A lui nel 2014 subentra Sergio Chiamparino, a Palazzo Chigi si insedia il governo Renzi che da inizio a un tagliente programma di de-finanziamento della sanità (riduzione della spesa di un punto e mezzo rispetto al pil nel 2017). Per Chiamparino comincia probabilmente il periodo più umiliante della sua carriera politica: quasi sbeffeggiato da Renzi (celebre la battuta rivoltagli prima di una convocazione “adesso ci divertiamo”) non solo non riesce a portare a casa niente, ma viene ingannato nelle intese sottoscritte e per giunta costretto ad autoridursi volontariamente il fondo sanitario per non subire ulteriori tagli. Ma Chiamparino più moderato di Errani non parla mai di “tenuta del sistema a rischio” ma di insufficienza finanziaria tale da rendere impossibile la copertura dei Lea (livelli essenziali di assistenza). Che poi è la stessa cosa detta in modo diverso.

Alla fine il povero Chiamparino dopo poco più di un anno, mangia la foglia e si dimette. Contrastare Renzi sulla sanità a quanto pare è vano e per giunta pericoloso per qualsiasi carriera politica.

Ora al suo posto siede da Stefano Bonaccini, presidente dell’Emilia Romagna, e i toni, nonostante la sanità continui ad essere sempre più de-finanziata, sono diventati addirittura concilianti. Intervenendo nel dibattito sulla legge di Stabilità 2016 ha quasi tirato le orecchie ai suoi predecessori: “Non è che negli anni in cui aumentava di molto il fondo sanitario nazionale in tutta Italia si sia percepito che quelle risorse in più siano andate ad aumentare la quantità e la qualità dei servizi erogati”. Cavolo, un bel ribaltone.

Recentemente il governo ha ridefinito i Lea (erano fermi da quasi 15 anni) che ricordo a tutti sono le tutele che lo Stato garantisce gratuitamente al cittadino. Costo reale: 3 mld di stanziamento, del governo appena 800 milioni.

Ecco cosa ha dichiarato il presidente Bonaccini: “Abbiamo alzato il livello della tutela della salute in Italia… sono molto soddisfatto perché su questo provvedimento molto atteso perché ha a che fare con i diritti dei cittadini e che necessita di una sostenibilità economica finanziaria pluriennale c’è stata l’unanimità delle Regioni”.

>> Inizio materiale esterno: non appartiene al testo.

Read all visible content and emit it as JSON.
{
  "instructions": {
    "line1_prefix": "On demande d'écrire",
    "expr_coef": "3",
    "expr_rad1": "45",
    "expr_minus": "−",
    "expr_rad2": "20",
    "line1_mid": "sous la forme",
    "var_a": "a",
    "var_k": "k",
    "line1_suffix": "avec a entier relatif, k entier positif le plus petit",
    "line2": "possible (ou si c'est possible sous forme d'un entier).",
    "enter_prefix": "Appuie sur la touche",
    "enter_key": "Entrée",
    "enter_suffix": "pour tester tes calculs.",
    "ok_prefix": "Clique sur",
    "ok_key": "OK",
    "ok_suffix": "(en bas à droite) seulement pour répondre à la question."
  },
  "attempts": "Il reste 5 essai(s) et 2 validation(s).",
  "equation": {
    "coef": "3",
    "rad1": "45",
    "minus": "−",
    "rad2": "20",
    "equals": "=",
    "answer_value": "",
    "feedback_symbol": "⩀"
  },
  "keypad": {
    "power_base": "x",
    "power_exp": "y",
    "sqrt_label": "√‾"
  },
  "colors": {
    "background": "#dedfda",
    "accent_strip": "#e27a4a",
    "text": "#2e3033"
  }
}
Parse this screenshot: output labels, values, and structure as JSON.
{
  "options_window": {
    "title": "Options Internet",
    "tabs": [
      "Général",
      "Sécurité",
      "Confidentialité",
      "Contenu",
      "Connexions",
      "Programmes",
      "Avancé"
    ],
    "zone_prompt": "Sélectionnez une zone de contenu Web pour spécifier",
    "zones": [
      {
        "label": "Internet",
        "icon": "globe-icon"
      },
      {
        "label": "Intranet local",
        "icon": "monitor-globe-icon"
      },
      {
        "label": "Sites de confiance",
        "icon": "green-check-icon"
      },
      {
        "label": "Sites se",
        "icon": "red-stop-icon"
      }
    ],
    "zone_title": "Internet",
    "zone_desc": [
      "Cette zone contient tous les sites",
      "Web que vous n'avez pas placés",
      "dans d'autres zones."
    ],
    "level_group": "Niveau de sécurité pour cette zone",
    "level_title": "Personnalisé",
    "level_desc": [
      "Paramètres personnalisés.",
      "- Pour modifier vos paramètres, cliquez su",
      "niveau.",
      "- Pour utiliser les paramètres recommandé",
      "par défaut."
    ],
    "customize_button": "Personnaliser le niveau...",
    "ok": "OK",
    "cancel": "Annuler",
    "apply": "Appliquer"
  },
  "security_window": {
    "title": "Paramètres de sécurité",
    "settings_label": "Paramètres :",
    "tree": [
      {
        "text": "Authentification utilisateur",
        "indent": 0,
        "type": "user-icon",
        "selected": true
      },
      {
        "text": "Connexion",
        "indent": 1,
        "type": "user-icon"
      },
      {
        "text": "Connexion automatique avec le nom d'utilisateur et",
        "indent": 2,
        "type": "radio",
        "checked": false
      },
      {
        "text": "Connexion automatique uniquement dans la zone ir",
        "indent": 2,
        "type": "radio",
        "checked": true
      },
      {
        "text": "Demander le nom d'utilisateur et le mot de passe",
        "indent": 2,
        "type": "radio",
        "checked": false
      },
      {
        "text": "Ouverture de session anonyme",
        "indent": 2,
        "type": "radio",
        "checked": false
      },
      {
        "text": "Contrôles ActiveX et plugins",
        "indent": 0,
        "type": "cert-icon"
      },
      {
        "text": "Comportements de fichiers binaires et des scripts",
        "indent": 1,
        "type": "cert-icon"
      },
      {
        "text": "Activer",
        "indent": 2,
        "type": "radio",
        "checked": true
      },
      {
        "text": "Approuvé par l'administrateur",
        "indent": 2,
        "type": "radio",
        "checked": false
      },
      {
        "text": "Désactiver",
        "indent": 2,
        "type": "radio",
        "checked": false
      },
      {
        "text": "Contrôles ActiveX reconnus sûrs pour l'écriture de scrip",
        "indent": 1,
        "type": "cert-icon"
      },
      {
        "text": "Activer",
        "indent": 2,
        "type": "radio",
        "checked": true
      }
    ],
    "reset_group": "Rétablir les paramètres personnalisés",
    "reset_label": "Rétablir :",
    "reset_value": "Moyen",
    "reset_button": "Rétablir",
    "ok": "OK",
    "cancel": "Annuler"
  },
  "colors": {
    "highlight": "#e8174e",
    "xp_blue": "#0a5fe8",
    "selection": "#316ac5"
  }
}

E’ evidente che qualcuno sta barando e non dice come stanno veramente le cose. Gli istituti di ricerca ci dicono che ben 11 milioni di cittadini rinunciano a curarsi per limiti economici, che l’attesa di vita per la prima volta è diminuita come se fossimo regrediti ai tempi delle carestie, che le malattie stanno aumentando a vista d’occhio come sta aumentando la mortalità soprattutto quella legata agli inquinamenti (nel 2012 solo in Italia 84.400  decessi a fronte di oltre 400000  decessi in tutta Europa) che la gente soprattutto la più debole (pensionati, anziani, malati cronici, persone non auto-sufficienti, malati gravi) è sempre meno assistita, meno coperta, e meno curata cioè sempre più abbandonata.

Come fa Bonaccini a dire che abbiamo alzato il livello di tutela della salute nel nostro paese? Perché mente? Probabilmente perché questo governo che, Bonaccini per primo, non vuole contraddire ha in testa di mettere a breve in liquidazione il sistema sanitario pubblico perché considerato incompatibile con i problemi finanziari del paese. Passato il chiasso del referendum e delle prossime elezioni, la botta finale.

Oggi la sanità pubblica è davvero e non per finta a rischio di tenuta e il suo tempo di sopravvivenza si sta pericolosamente accorciando. Questa è la verità che si vuole nascondere e che invece va denunciata a tutti perché tutti si diano una regolata.